La Tribune met en exergue l’émigration clandestine et note que ‘’les drames se suivent et se ressemblent’’. 

‘’Ce week-end, il est encore fait état d’une pirogue qui a chaviré avec à son bord 150 personnes. Ce qui n’est sans corrélation avec l’annonce de 100 jeunes migrants portés disparus, après trois semaines passées en mer, sans avoir pu faire cap sur les côtes espagnoles puisqu’ils n’ont plus retrouvé leur chemin’’, lit-on dans le journal.
 
Le quotidien Source A relève que ‘’la tragédie de l’émigration clandestine continue d’endeuiller le Sénégal. En effet (….) un autre drame est le chavirement d’une pirogue de 150 migrants ayant quitté Mbour et qui a atterri au Cap-Vert (…)’’.
 
L’Observateur rapporte que pour traquer les réseaux des migrants, ‘’l’Espagne envoie des policiers au Sénégal pour freiner l’émigration clandestine’’.
 
‘’L’Espagne va envoyer des policiers en missions au Sénégal pour freiner cette vague meurtrière de l’émigration clandestine.
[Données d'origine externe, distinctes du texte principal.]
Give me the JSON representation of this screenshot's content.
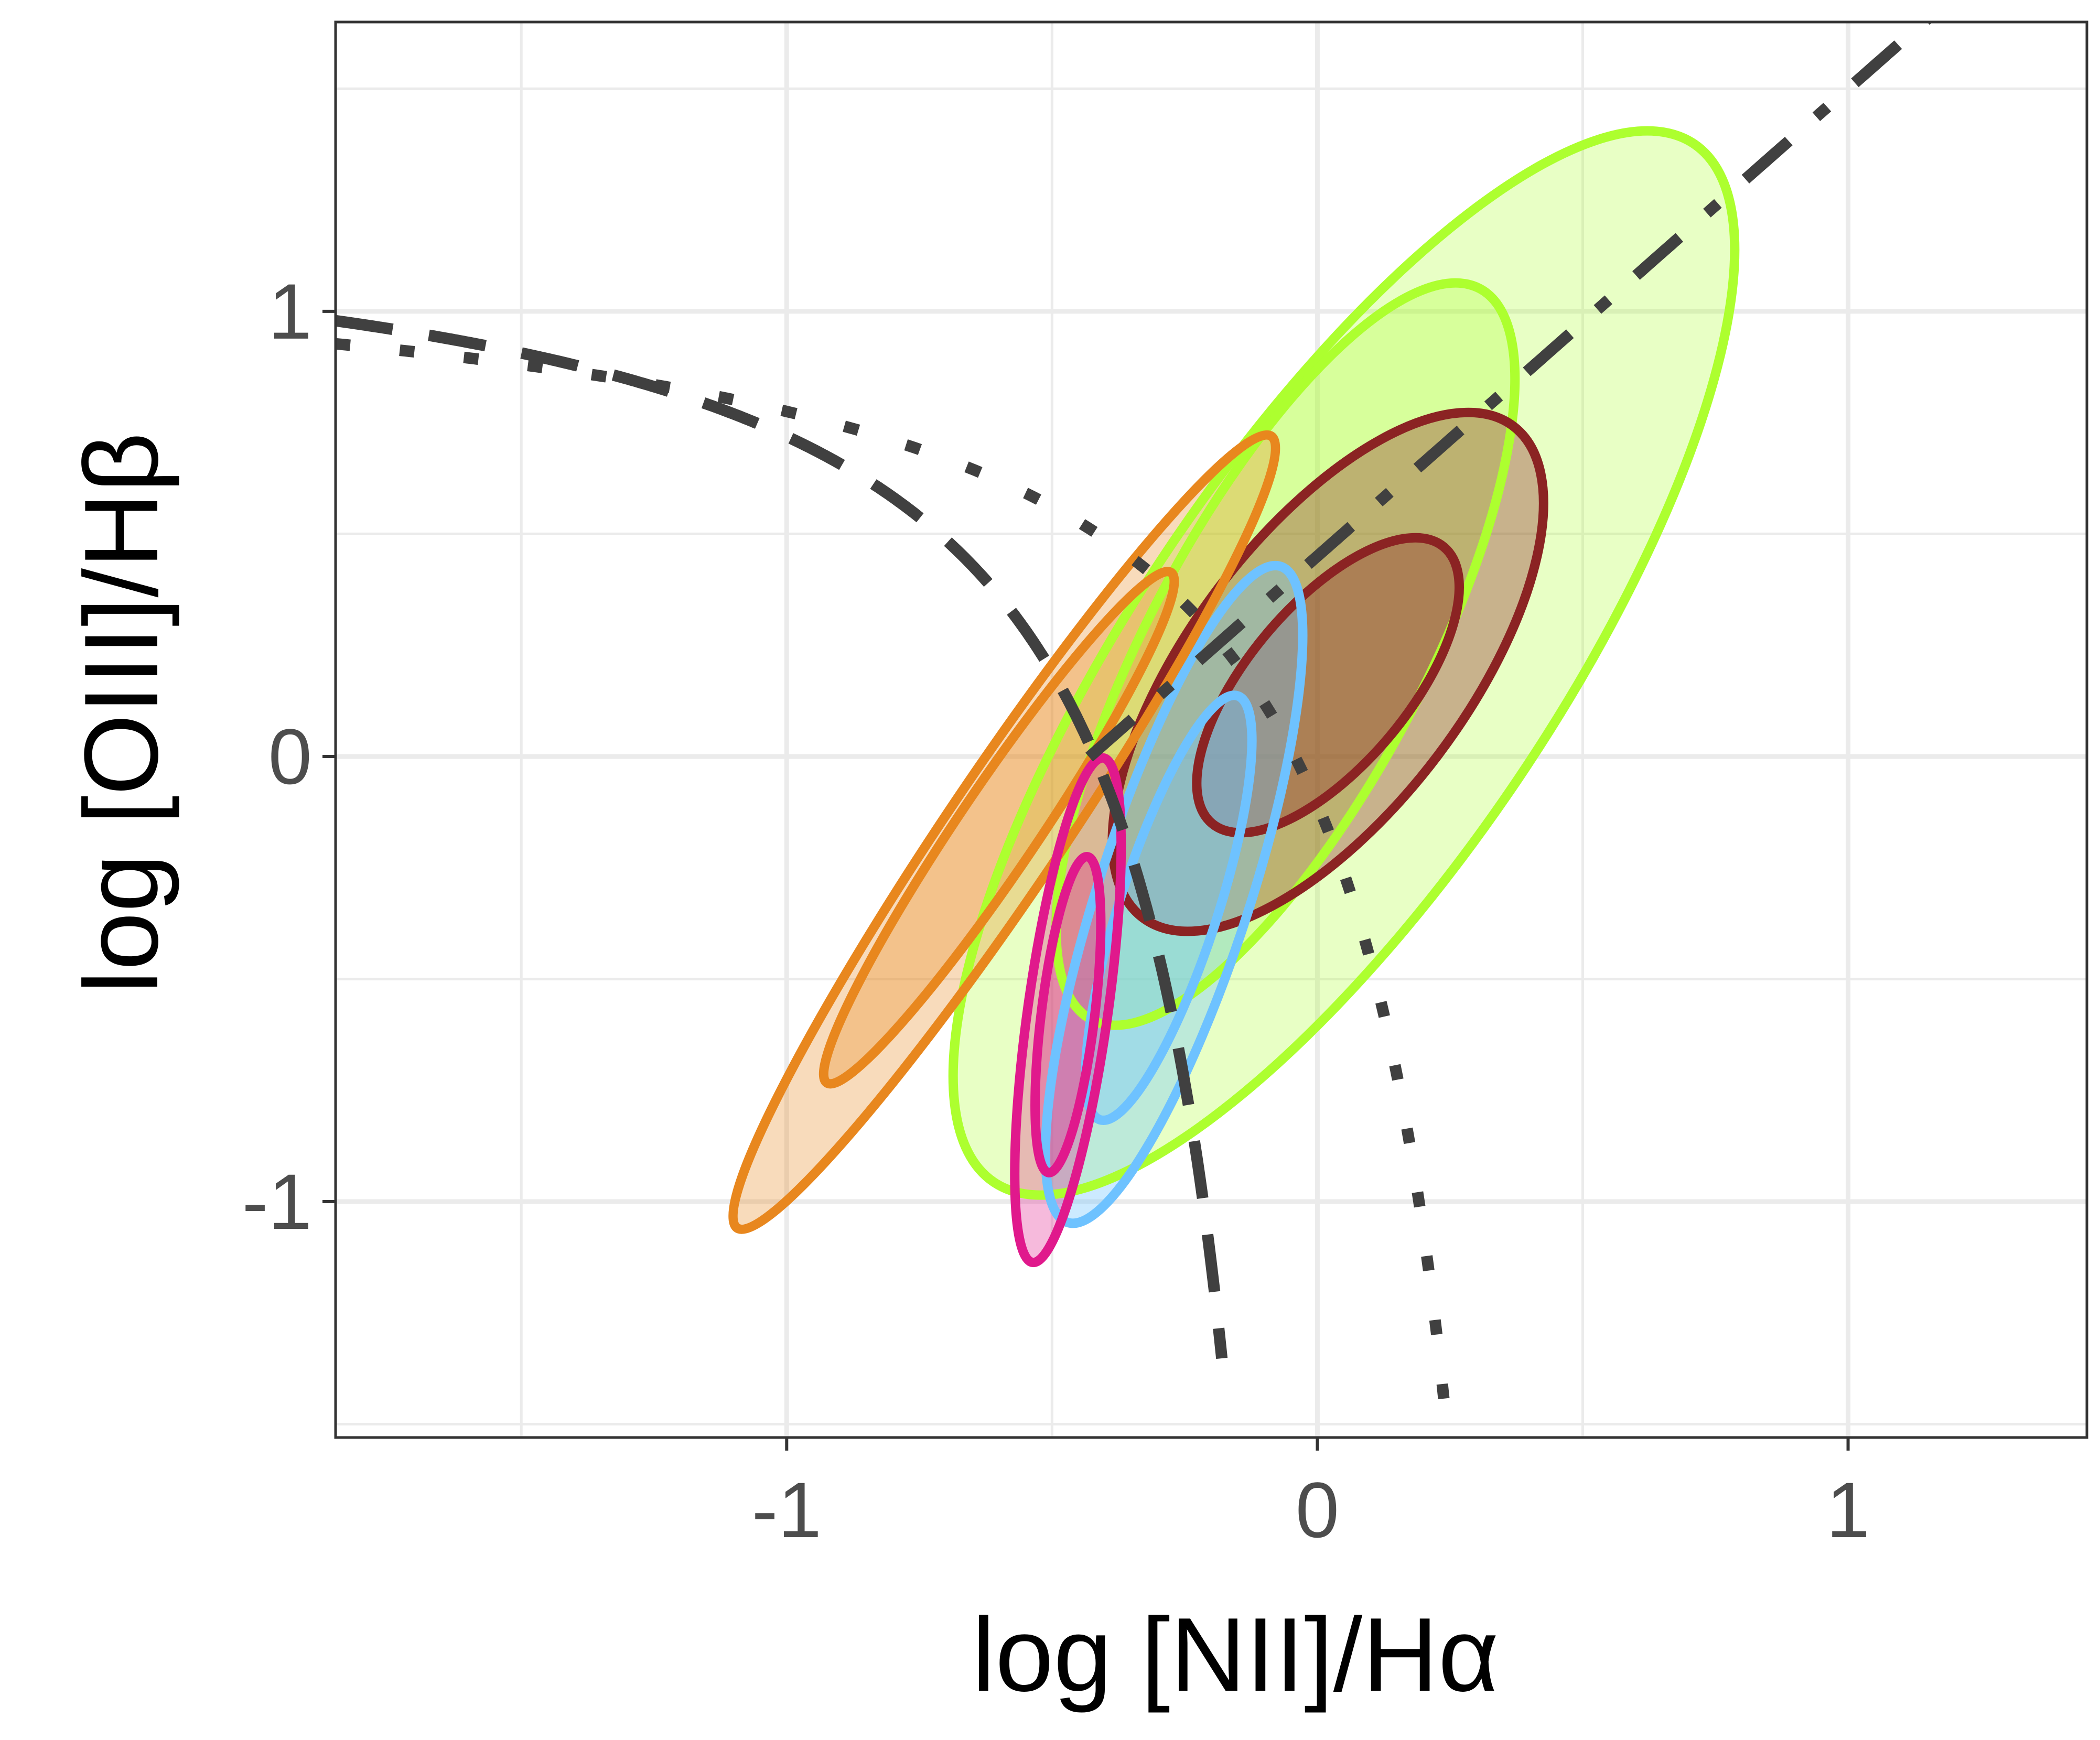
{
  "chart_data": {
    "type": "scatter",
    "xlabel": "log [NII]/Hα",
    "ylabel": "log [OIII]/Hβ",
    "xlim": [
      -1.85,
      1.45
    ],
    "ylim": [
      -1.53,
      1.65
    ],
    "x_ticks": [
      -1,
      0,
      1
    ],
    "x_tick_labels": [
      "-1",
      "0",
      "1"
    ],
    "y_ticks": [
      -1,
      0,
      1
    ],
    "y_tick_labels": [
      "-1",
      "0",
      "1"
    ],
    "grid": true,
    "legend": "none",
    "demarcation_lines": [
      {
        "style": "dashed",
        "formula": "0.61/(x-0.05)+1.3",
        "x_range": [
          -1.85,
          -0.18
        ]
      },
      {
        "style": "dotted",
        "formula": "0.61/(x-0.47)+1.19",
        "x_range": [
          -1.85,
          0.24
        ]
      },
      {
        "style": "dashdot",
        "formula": "1.05*x+0.45",
        "x_range": [
          -0.43,
          1.15
        ]
      }
    ],
    "contour_series": [
      {
        "color": "#adff2f",
        "fill_opacity": 0.28,
        "ellipses": [
          {
            "cx": 0.05,
            "cy": 0.21,
            "rx": 1.18,
            "ry": 0.47,
            "angle_deg": 56
          },
          {
            "cx": -0.06,
            "cy": 0.23,
            "rx": 0.78,
            "ry": 0.31,
            "angle_deg": 62
          }
        ]
      },
      {
        "color": "#8b2323",
        "fill_opacity": 0.35,
        "ellipses": [
          {
            "cx": 0.02,
            "cy": 0.19,
            "rx": 0.58,
            "ry": 0.31,
            "angle_deg": 53
          },
          {
            "cx": 0.02,
            "cy": 0.16,
            "rx": 0.34,
            "ry": 0.18,
            "angle_deg": 50
          }
        ]
      },
      {
        "color": "#6ec2ff",
        "fill_opacity": 0.35,
        "ellipses": [
          {
            "cx": -0.27,
            "cy": -0.31,
            "rx": 0.65,
            "ry": 0.17,
            "angle_deg": 72
          },
          {
            "cx": -0.28,
            "cy": -0.34,
            "rx": 0.42,
            "ry": 0.11,
            "angle_deg": 72
          }
        ]
      },
      {
        "color": "#e8871e",
        "fill_opacity": 0.3,
        "ellipses": [
          {
            "cx": -0.59,
            "cy": -0.17,
            "rx": 0.9,
            "ry": 0.13,
            "angle_deg": 56
          },
          {
            "cx": -0.6,
            "cy": -0.16,
            "rx": 0.58,
            "ry": 0.09,
            "angle_deg": 56
          }
        ]
      },
      {
        "color": "#e0198c",
        "fill_opacity": 0.3,
        "ellipses": [
          {
            "cx": -0.47,
            "cy": -0.57,
            "rx": 0.48,
            "ry": 0.09,
            "angle_deg": 82
          },
          {
            "cx": -0.47,
            "cy": -0.58,
            "rx": 0.3,
            "ry": 0.06,
            "angle_deg": 83
          }
        ]
      }
    ]
  }
}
L’annonce a été faite hier, dimanche, par la ministre espagnole des Affaires étrangères, en visite au Sénégal’’, écrit le journal.
 
L’Obs aborde également ‘’l’échec’’ de l’Etat sur la question de l’emploi des jeunes. ‘’De Me Abdoulaye Wade à Macky Sall, plusieurs structures ont été dédiées à la promotion de l’emploi des jeunes, mais l’aridité des résultats effraie’’, souligne le journal.
 
Vox Populi souligne que ‘’l’Espagne se radicalise’’ dans la lutte contre l’émigration clandestine. ‘’Quiconque empruntera des routes illégales devra retourner dans son pays’’, a déclaré la ministre espagnole des Affaires étrangères, Arancha Gonzalez Laya.
 
Le quotidien Enquête aborde le ‘’recul’’ du coronavirus au Sénégal avec cette interrogation : ‘’A l’heure de l’immunité collective ?’’.

Le journal relève que ‘’malgré les déclarations des autorités, force est de constater que les mesures barrières peinent à être respectées et qu’il faudrait regarder ailleurs les raisons de la tendance baissière du coronavirus’’.
 
Interrogé par la publication, Docteur Moussa Thior, ‘’chantre du +laissez circuler le virus+ (…)’’ estime que ‘’c’est l’immunité collective qui est en train de se mettre en place. Ce n’est pas spécifique au Sénégal. C’est valable dans tous les pays de l’Afrique subsaharienne’’.